Ti andrebbe di condividere una storia o un momento toccante legato alla tua missione in ospedale che ti ha particolarmente colpita?
Di storie che mi hanno colpita ne ho tantissime. Ed hanno tutti un nome ed un cognome. Ricordo qualche anno fa l’incontro con una bambina di appena 8 anni che giunse in pronto soccorso per le violente percosse subite dal patrigno. Le stesse botte uccisero il fratellino di appena 6 anni.

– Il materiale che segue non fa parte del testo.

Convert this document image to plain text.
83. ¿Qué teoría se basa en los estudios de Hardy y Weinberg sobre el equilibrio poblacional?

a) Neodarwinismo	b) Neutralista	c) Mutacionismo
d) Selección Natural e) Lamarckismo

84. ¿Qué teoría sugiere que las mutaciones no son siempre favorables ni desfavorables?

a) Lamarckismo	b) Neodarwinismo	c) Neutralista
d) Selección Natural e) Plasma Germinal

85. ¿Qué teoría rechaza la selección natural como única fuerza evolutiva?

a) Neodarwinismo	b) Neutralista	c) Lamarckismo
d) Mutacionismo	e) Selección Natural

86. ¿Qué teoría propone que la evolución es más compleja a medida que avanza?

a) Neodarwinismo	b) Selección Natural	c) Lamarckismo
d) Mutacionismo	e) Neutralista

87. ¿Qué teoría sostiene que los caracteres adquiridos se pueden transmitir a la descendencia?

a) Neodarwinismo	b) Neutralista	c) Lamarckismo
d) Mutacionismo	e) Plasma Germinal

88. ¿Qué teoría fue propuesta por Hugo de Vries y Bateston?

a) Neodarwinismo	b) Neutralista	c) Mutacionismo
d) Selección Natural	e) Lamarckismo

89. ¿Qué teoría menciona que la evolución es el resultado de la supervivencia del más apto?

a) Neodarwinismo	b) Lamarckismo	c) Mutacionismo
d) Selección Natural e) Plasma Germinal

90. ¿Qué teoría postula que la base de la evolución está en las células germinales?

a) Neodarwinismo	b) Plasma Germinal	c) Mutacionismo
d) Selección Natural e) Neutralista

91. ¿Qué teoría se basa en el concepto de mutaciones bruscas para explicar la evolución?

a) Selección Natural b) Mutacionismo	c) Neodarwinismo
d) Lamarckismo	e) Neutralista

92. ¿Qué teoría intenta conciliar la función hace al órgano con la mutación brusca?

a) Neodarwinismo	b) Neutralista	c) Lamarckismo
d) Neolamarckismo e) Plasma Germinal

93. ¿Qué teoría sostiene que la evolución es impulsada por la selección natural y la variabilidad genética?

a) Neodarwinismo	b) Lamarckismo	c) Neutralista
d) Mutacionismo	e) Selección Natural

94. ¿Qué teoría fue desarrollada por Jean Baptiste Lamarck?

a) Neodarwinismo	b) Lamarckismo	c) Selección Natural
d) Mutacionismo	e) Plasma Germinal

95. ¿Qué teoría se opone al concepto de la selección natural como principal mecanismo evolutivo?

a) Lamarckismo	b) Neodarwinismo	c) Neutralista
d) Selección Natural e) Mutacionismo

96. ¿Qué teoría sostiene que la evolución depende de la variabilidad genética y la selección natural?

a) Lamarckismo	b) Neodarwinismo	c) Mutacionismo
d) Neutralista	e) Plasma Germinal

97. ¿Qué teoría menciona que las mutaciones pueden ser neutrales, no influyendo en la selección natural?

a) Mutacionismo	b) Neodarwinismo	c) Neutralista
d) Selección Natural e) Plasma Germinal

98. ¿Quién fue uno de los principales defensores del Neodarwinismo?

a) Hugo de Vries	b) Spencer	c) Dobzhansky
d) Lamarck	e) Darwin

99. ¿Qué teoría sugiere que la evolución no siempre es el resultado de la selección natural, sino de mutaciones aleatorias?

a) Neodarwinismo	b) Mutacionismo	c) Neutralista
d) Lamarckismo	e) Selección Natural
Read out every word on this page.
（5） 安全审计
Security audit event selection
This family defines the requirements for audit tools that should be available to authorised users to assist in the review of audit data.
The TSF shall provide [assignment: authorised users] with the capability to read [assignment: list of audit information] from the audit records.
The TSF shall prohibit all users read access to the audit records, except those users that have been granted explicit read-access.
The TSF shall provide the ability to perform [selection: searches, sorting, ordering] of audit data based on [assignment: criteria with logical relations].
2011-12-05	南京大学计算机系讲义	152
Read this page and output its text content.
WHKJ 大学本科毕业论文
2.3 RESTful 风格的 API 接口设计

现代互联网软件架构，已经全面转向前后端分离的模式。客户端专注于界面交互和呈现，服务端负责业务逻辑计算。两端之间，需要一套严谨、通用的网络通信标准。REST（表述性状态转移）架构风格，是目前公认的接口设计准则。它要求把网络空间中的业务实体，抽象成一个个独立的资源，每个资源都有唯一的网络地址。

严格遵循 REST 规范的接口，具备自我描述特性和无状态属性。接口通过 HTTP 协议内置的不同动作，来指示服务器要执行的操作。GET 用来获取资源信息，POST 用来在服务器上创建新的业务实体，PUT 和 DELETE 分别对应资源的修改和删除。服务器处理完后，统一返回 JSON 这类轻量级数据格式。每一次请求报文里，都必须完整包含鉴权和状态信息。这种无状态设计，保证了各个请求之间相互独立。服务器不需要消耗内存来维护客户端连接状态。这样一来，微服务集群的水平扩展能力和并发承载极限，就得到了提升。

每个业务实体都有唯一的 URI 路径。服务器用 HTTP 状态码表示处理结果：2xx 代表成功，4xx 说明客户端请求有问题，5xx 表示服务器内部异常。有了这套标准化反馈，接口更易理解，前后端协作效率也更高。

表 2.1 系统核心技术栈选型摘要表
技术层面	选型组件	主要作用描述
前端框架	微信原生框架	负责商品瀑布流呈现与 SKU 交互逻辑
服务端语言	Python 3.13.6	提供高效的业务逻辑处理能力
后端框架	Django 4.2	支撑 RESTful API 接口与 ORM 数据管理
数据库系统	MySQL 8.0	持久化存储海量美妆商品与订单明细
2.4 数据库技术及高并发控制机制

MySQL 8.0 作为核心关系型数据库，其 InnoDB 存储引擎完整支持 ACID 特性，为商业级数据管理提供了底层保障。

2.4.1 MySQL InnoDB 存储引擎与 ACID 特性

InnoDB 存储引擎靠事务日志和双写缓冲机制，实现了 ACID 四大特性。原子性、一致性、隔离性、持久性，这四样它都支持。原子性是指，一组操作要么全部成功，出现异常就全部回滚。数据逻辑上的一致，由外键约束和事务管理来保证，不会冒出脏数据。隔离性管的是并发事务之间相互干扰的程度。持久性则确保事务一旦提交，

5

Il suo sguardo non lo dimenticherò mai, raccontava la sofferenza di chi resta invisibile alla società; di chi non aveva ricevuto aiuto da quel mondo di adulti che avrebbe dovuto proteggerla e che invece l’aveva sacrificata sull’altare dell’egoismo e dell’indifferenza. Ma più ci sono le storie belle, quelle a lieto fine. Come quella di Dmytrii, un bambino ucraino di 5 anni arrivato da noi lo scorso giugno da Mariupol, luogo simbolo della guerra, con la sola speranza di trovare finalmente una cura alla patologia congenita rara di cui soffriva e che lo ha costretto ad alimentarsi, fin dalla nascita, solo attraverso un sondino. Dopo un delicatissimo intervento chirurgico, ed una rieducazione alimentare comincia la lenta ripresa. I primi bocconi masticati dalla sua bocca, il cammino verso una normalità inseguita per ben 5 anni. Vederlo correre, mangiare e ridere come un bambino “sano” è sicuramente uno di quei momenti che non dimenticherò facilmente.